InfoQ already provided a brief intro to the salient new features brought by TypeScript 5 after its beta was announced. Decorators are by far the biggest new feature, making it possible to decorate classes and their members to make them more easily reusable. For example, you could create a loggedMethod decorator to add some logging behaviour to an existing function. Decorators are just syntactic glue aiming to simplify the definition of higher order functions.

The mentioned change to decorators, making it possible to place their definition before or after export and export defaults is basically a compatibility requirement with future releases of ECMAScript/JavaScript.

TypeScript 5 introduced a new bundler module option, named --moduleResolution bundler aimed to improve coexistence with modern bundlers like Vite, esbuild, swc, Webpack, Parcel, and others. TypeScript 5 GA makes this option usable only with esnext modules.

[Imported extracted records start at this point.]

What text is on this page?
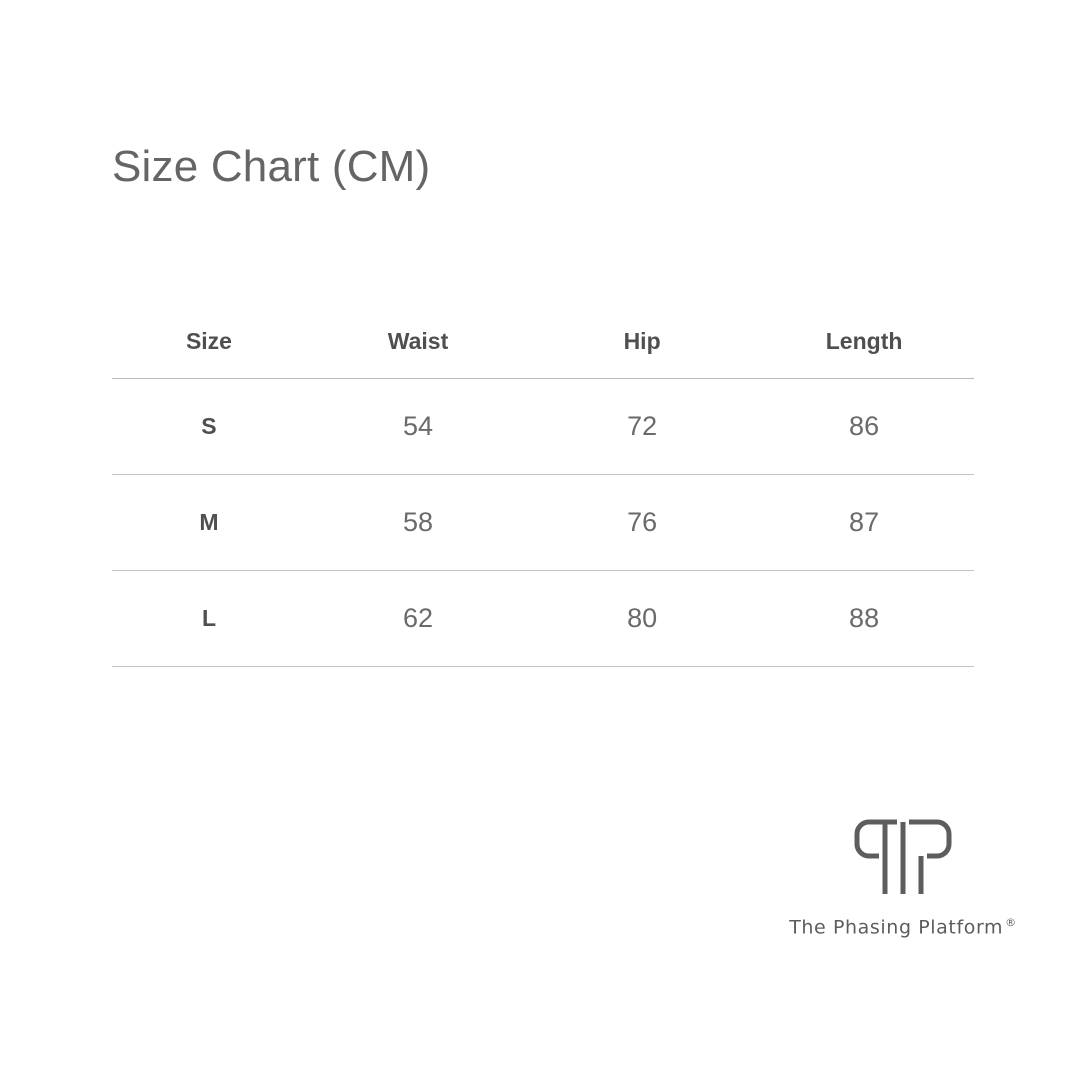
Size Chart (CM)
Size	Waist	Hip	Length
S	54	72	86
M	58	76	87
L	62	80	88
The Phasing Platform ®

This was done to ensure that import statements written in input files won’t be transformed to require calls before the bundler resolves them, whether or not the bundler or loader respects TypeScript’s module option.

The older bundler option are on the contrary more suitable for packages to be distributed through npm.

While TypeScript 5.0 is the first to use the major version 5, it is useful to recall that TypeScript does not follow semantic versioning, meaning that moving from TypeScript 4.9 to 5.0 is not qualitatively different than going from 4.8 to 4.9.

This does not mean though that TypeScript 5 does not introduces a number of breaking changes and deprecations, like the complete overhaul of the enum type, which could break existing code.